Drug breaks up crosslinks
A new drug that breaks crosslinks was found to cause a partial reversal of hardening of the blood vessels in primates studied by National Institute of Aging scientists and other researchers. The drug, ALT-711 manufactured by Alteon, Inc, snips the crosslinks created in the body by glycosylation, which is the process by which glucose bonds to collagen, more frequently seen with elevated glucose levels in diabetes. Crosslinks increase with aging, toughening the tissue and contributing to arteriosclerosis, hypertension, heart failure, skin aging, kidney impairment and some diabetic complications.

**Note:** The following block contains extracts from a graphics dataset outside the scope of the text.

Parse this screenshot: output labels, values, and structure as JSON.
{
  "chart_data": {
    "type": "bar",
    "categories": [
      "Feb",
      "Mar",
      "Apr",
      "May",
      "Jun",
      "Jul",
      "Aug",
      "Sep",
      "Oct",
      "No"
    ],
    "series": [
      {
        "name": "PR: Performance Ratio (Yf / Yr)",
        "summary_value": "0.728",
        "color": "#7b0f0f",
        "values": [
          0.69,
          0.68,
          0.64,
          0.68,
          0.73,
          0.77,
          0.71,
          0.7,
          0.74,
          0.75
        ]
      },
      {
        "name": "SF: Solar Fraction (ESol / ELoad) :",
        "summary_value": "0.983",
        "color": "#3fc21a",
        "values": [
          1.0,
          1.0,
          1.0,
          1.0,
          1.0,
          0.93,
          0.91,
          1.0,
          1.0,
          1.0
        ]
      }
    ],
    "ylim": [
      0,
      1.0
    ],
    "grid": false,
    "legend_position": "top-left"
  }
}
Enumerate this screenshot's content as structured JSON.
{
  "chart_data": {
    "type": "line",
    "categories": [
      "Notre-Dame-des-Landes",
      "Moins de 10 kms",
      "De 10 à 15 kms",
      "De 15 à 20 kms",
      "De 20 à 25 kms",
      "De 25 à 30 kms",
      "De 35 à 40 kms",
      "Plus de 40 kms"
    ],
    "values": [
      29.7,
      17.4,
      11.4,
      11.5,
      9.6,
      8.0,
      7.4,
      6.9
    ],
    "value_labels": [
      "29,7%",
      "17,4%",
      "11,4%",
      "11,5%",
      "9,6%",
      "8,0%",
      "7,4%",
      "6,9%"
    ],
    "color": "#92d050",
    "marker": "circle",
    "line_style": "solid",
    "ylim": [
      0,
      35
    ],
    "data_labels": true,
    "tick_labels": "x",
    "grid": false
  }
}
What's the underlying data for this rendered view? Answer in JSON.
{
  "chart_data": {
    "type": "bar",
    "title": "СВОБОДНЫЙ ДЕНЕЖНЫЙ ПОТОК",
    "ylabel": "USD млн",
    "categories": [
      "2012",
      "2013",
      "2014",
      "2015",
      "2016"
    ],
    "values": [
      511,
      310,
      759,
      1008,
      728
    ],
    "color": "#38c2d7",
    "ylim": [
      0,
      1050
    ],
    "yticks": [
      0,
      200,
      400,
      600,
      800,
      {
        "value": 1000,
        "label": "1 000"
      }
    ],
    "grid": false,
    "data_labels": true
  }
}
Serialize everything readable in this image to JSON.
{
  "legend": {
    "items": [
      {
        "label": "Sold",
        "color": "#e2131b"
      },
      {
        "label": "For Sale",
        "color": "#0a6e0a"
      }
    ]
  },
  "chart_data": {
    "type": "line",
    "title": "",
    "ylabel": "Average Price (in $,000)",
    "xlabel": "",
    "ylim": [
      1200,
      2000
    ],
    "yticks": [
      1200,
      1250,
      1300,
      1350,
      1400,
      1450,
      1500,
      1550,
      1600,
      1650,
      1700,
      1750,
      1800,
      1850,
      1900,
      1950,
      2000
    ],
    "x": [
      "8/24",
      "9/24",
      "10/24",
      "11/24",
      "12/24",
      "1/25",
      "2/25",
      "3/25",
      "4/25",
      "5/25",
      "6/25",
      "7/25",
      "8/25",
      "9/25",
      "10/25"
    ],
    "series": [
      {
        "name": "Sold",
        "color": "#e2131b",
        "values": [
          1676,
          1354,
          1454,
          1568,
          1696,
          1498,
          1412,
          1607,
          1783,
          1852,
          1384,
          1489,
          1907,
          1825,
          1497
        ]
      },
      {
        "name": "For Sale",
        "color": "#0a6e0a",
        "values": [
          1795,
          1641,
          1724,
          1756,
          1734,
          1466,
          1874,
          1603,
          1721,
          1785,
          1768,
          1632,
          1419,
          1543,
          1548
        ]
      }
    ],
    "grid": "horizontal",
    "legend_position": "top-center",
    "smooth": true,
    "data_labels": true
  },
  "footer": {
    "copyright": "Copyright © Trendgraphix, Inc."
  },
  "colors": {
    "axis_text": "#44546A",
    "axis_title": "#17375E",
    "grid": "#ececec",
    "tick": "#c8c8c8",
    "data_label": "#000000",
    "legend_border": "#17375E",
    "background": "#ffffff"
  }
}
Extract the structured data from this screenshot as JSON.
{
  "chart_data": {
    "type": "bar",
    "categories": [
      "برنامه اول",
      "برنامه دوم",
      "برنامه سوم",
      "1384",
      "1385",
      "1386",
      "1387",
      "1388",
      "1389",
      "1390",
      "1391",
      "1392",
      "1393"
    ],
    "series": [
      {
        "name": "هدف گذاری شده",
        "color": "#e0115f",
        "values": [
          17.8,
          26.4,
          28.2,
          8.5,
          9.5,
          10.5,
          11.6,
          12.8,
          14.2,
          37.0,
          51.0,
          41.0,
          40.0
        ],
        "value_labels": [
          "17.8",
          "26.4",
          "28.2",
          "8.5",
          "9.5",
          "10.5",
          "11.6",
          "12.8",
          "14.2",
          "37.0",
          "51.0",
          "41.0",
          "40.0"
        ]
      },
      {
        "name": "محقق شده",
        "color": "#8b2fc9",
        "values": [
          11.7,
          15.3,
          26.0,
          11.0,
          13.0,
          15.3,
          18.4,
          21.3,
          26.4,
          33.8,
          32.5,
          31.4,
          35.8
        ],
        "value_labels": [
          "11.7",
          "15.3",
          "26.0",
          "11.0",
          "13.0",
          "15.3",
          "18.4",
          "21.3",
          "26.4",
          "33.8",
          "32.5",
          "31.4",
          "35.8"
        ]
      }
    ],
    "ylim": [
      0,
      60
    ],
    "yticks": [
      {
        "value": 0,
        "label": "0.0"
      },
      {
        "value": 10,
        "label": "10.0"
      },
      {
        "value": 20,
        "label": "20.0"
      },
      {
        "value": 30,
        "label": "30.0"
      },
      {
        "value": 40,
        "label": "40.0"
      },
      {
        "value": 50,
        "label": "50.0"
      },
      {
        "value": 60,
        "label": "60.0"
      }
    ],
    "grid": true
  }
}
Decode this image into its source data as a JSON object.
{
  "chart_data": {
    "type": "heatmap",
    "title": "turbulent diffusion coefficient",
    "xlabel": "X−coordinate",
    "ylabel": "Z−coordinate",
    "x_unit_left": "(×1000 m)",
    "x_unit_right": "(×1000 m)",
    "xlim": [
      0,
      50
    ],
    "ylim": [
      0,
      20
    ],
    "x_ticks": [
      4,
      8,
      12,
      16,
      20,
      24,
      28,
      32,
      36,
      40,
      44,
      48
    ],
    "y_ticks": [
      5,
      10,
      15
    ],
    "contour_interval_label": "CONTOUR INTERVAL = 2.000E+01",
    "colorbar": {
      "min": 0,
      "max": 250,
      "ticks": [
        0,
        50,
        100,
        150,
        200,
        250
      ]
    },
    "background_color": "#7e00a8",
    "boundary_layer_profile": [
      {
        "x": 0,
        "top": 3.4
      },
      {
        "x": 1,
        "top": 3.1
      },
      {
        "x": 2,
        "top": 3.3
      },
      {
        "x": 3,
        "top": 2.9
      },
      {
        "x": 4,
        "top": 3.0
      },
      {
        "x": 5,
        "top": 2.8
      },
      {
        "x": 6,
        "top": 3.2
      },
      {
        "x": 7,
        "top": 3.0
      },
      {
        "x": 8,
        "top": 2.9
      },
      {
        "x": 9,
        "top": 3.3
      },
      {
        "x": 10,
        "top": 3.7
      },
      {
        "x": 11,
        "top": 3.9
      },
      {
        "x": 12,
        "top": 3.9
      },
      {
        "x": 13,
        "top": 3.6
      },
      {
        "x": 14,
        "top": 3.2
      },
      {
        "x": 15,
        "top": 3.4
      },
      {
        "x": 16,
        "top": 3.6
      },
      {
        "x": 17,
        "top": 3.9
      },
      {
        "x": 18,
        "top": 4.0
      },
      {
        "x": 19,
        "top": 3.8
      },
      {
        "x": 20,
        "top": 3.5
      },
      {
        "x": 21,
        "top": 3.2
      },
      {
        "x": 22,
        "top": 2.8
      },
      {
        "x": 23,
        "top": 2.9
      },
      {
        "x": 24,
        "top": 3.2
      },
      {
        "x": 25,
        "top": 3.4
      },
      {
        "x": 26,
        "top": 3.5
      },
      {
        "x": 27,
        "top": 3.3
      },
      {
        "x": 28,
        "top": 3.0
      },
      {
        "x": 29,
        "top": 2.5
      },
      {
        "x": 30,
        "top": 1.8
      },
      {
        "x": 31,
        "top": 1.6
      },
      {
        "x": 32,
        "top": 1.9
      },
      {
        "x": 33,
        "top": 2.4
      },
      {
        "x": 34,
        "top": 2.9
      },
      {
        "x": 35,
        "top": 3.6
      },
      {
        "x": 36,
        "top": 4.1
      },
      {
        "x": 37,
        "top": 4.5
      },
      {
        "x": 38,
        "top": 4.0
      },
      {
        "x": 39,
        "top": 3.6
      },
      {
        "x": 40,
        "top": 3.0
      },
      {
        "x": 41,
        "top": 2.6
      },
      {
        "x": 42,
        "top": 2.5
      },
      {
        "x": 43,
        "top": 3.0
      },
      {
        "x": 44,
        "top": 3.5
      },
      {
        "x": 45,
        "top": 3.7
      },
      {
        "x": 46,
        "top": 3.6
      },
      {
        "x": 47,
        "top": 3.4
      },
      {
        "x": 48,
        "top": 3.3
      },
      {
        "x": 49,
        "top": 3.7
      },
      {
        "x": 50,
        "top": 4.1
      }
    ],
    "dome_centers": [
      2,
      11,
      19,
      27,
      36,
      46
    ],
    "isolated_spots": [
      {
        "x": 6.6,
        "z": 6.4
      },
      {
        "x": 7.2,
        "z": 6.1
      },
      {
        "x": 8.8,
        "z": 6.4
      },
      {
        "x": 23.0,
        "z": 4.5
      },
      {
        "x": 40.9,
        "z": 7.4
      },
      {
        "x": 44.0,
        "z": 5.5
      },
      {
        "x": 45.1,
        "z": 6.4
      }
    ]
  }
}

Lack of COX-2 helps protect mice from stroke damage
Cyclooxygenase-2, or COX-2, is enzyme that is overexpressed in pathological inflammatory states. Inhibition of the enzyme has been found to be helpful in arthritis and some cancers, although not without possible side effects. The January 30 2001 issue of Proceedings of the National Academy of Sciences journal featured an article in which researchers attempted to determine COX-2's role in stroke damage. COX-2 is present in some brain cells and its expression is increased in stroke, seizures, and Alzheimer's dementia, but its effects in the ischemic brain are have not been defined. The researchers created a mouse model in which the gene for COX-2 was nullified and occluded the middle cerebral artery to induce ischemic stroke. The mice lacking the COX-2 gene were found to have a lack of COX-2 expression in their brains upon postmortem examination, as well as a reduction in the inflammatory hormone-like substance prostaglandin E2. Significantly, these mice were found to have a reduction in brain injury as compared to matched control mice who expressed COX-2.